S&P said the government has failed to address growing economic challenges, leaving it with few politically viable policy options to restore growth and rebuild foreign reserves.
S&P lowered the country's sovereign rating to CCC, a rating deep in junk bond territory that denotes that the country has a significant risk of not being able to pay its debts.
"Although to date the government has prioritized external debt servicing over current expenditure, we believe pressure is growing for the government to reschedule some of its market debt or undertake a liability management operation to refinance some of its maturing debt over the next year or two," S&P said.
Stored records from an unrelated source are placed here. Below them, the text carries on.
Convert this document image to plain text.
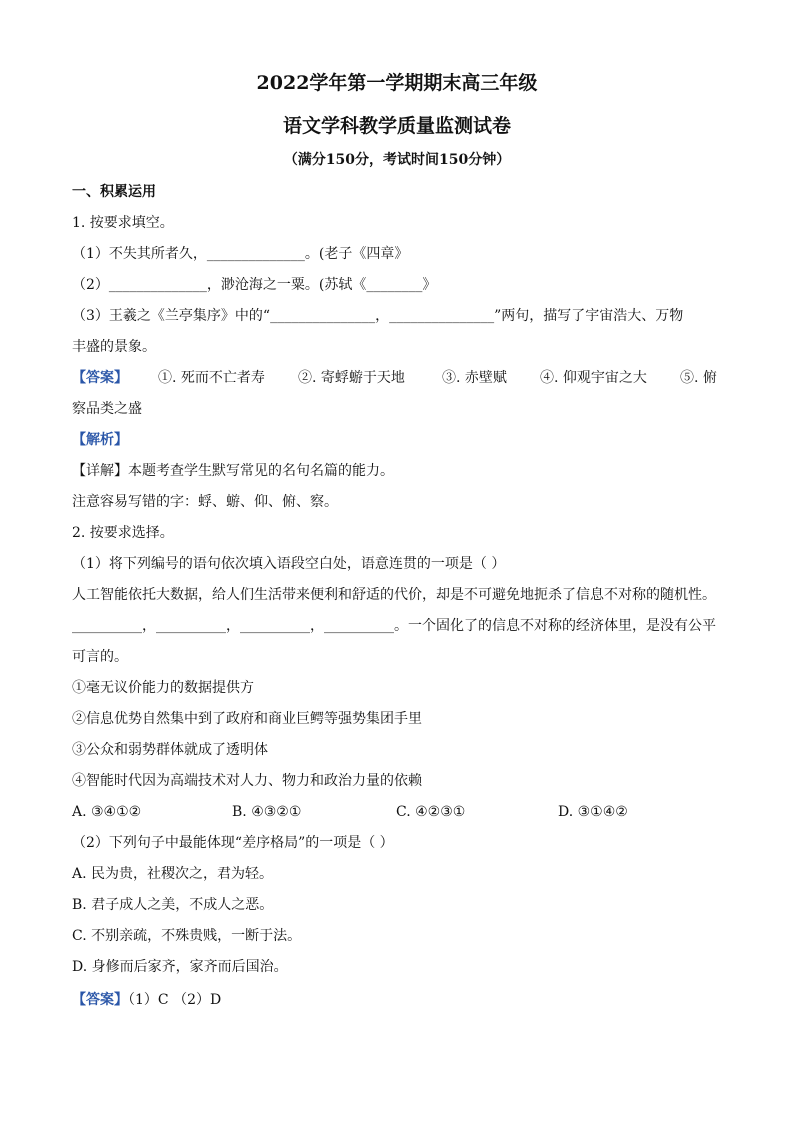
2022学年第一学期期末高三年级
语文学科教学质量监测试卷
（满分150分，考试时间150分钟）
一、积累运用
1. 按要求填空。
（1）不失其所者久，______________。(老子《四章》
（2）______________，渺沧海之一粟。(苏轼《________》
（3）王羲之《兰亭集序》中的“_______________，_______________”两句，描写了宇宙浩大、万物
丰盛的景象。
【答案】 ①. 死而不亡者寿 ②. 寄蜉蝣于天地	③. 赤壁赋 ④. 仰观宇宙之大 ⑤. 俯
察品类之盛
【解析】
【详解】本题考查学生默写常见的名句名篇的能力。
注意容易写错的字：蜉、蝣、仰、俯、察。
2. 按要求选择。
（1）将下列编号的语句依次填入语段空白处，语意连贯的一项是（ ）
人工智能依托大数据，给人们生活带来便利和舒适的代价，却是不可避免地扼杀了信息不对称的随机性。
__________，__________，__________，__________。一个固化了的信息不对称的经济体里，是没有公平
可言的。
①毫无议价能力的数据提供方
②信息优势自然集中到了政府和商业巨鳄等强势集团手里
③公众和弱势群体就成了透明体
④智能时代因为高端技术对人力、物力和政治力量的依赖
A. ③④①②	B. ④③②①	C. ④②③①	D. ③①④②
（2）下列句子中最能体现“差序格局”的一项是（ ）
A. 民为贵，社稷次之，君为轻。
B. 君子成人之美，不成人之恶。
C. 不别亲疏，不殊贵贱，一断于法。
D. 身修而后家齐，家齐而后国治。
【答案】（1）C （2）D
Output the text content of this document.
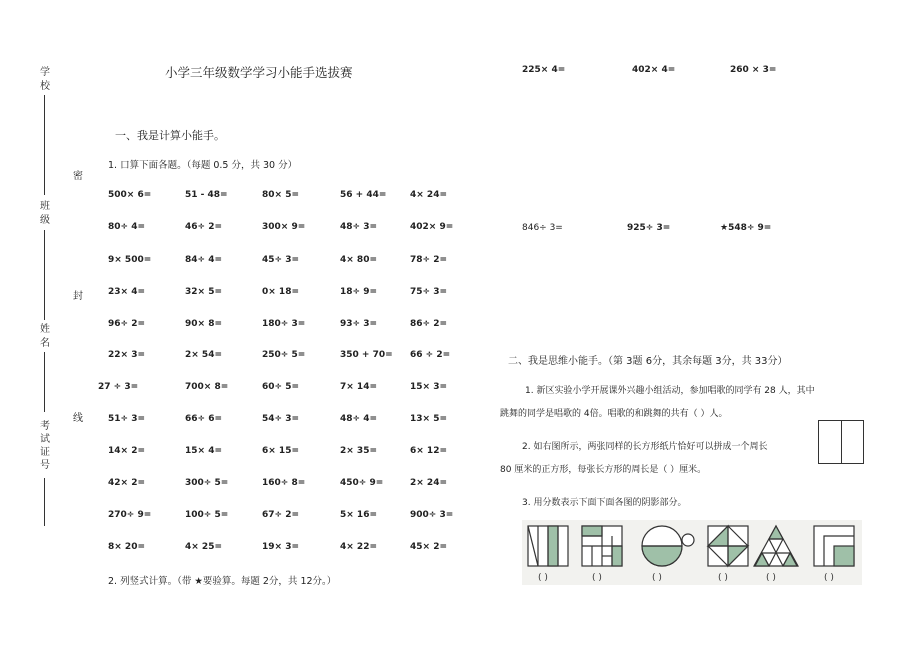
学校
班级
姓名
考试证号
密
封
线
小学三年级数学学习小能手选拔赛
一、我是计算小能手。
1. 口算下面各题。（每题 0.5 分，共 30 分）
500× 6=	51 - 48=	80× 5=	56 + 44=	4× 24=
80÷ 4=	46÷ 2=	300× 9=	48÷ 3=	402× 9=
9× 500=	84÷ 4=	45÷ 3=	4× 80=	78÷ 2=
23× 4=	32× 5=	0× 18=	18÷ 9=	75÷ 3=
96÷ 2=	90× 8=	180÷ 3=	93÷ 3=	86÷ 2=
22× 3=	2× 54=	250÷ 5=	350 + 70= 66 ÷ 2=
27 ÷ 3=	700× 8=	60÷ 5=	7× 14=	15× 3=
51÷ 3=	66÷ 6=	54÷ 3=	48÷ 4=	13× 5=
14× 2=	15× 4=	6× 15=	2× 35=	6× 12=
42× 2=	300÷ 5=	160÷ 8=	450÷ 9=	2× 24=
270÷ 9=	100÷ 5=	67÷ 2=	5× 16=	900÷ 3=
8× 20=	4× 25=	19× 3=	4× 22=	45× 2=
2. 列竖式计算。（带 ★要验算。每题 2分，共 12分。）
225× 4=	402× 4=	260 × 3=
846÷ 3=	925÷ 3=	★548÷ 9=
二、我是思维小能手。（第 3题 6分，其余每题 3分，共 33分）
1. 新区实验小学开展课外兴趣小组活动，参加唱歌的同学有 28 人，其中
跳舞的同学是唱歌的 4倍。唱歌的和跳舞的共有（ ）人。
2. 如右图所示，两张同样的长方形纸片恰好可以拼成一个周长
80 厘米的正方形，每张长方形的周长是（ ）厘米。
3. 用分数表示下面下面各图的阴影部分。
( )	( )	( )	( )	( )	( )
Venezuela’s economy, dependent on crude oil exports yet struggling for years under poor management, has been hit hard by the 50 percent fall in oil prices since mid-2014.
The economy shrunk by 4.4 percent last year and could further contract 7.0 this year, according to S&P.
"Economic recession, high inflation, and growing shortages have weakened public support for the government, likely reducing its political room to introduce difficult corrective economic measures that would improve its external liquidity position," S&P said.
S&P appended a "negative outlook" on its rating, implying the possibility of a further downgrade.
"The government may not be able to implement adjustment measures (such as a devaluation or fiscal adjustment) effectively because of the growing social and political discontent and disagreements within the government coalition," it said.
"Failure to act in time to diminishing liquidity could lead to a downgrade."